Pakistan has 3 large dams, 85 small dams, 19 barrages, 12 inter link canals, 45 canals and 0.7 million tube wells to meet its commercial, domestic and irrigational needs…

The Indus Waters Treaty (IWT) is regarded as one of the few successful settlements of a trans-boundary water basin conflict. It took eight years of negotiations before agreement was reached and was signed on 19 September 1960, with the World Bank’s mediation. The IWT partitioned the six rivers of the Indus basin on a crudely longitudinal basis. India was given exclusive use of the waters of the three eastern tributaries, Ravi, Beas and Sutlej, and the right to “non-consumptive” use of the western rivers, Indus, Jhelum and Chenab. India renounced its right to block or divert the flows of the ‘western’ rivers and agreed to confine itself to run-of-the-river hydroelectric projects and drawing of irrigation water for a specified acreage of farm land. This partitioning was irrational from an ecological standpoint and led to both sides incurring considerable expense to develop canal infrastructures drawing on “their” allocated rivers to compensate for the non-use of the other side’s rivers.

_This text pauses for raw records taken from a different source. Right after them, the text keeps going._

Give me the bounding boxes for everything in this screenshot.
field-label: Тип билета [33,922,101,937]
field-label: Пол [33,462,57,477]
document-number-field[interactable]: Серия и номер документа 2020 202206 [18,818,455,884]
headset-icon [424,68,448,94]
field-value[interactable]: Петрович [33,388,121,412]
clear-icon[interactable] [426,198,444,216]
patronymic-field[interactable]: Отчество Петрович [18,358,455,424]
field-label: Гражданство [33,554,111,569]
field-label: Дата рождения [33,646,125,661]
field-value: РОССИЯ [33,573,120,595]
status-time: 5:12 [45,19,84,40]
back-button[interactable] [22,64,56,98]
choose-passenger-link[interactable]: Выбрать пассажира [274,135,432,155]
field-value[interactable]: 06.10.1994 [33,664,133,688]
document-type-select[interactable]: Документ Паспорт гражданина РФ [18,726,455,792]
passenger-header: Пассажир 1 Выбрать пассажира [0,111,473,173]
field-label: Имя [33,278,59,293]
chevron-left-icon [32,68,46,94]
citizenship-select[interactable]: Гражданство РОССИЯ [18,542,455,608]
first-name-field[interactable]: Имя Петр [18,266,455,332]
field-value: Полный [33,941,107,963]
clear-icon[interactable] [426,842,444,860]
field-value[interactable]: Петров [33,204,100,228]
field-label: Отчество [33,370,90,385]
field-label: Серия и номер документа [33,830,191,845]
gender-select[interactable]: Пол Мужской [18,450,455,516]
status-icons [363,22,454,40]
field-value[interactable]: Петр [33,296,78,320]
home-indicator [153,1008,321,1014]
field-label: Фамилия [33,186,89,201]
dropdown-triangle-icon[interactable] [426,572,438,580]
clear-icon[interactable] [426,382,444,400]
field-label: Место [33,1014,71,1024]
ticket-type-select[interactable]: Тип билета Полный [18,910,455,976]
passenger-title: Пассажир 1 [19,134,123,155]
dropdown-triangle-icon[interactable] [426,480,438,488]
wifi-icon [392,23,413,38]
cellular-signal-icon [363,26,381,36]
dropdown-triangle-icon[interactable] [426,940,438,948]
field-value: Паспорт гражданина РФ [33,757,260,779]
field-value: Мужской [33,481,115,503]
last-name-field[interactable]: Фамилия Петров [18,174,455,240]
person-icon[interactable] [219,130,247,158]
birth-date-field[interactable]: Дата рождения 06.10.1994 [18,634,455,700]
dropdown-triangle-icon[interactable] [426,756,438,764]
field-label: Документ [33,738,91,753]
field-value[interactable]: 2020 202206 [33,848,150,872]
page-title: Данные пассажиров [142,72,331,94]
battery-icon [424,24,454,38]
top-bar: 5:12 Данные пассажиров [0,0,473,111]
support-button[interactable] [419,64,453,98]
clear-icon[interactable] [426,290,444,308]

To compensate Pakistan for the loss of the water of the eastern rivers, six friendly countries and the World Bank together with India provided funds for the construction of replacement works in Pakistan. The World Bank and other international agencies provided $870 million to Pakistan and $200 million to India to defray infrastructure costs. A transition period till 31 March 1970 was allowed so that Pakistan could build its link canal system to divert water from its Western Rivers to Eastern Rivers. It was incumbent on both sides to avoid building any man made structure which could change the natural course of water; and both sides were responsible for maintaining the Indus basin by adopting the best practices available. India is also bound to inform Pakistan about the design of any work on the Western rivers. Under the treaty, India is allowed to store 3.6 MAF of water of the western rivers, but it has not built any such facility so far, allowing unimpeded flows into Pakistan.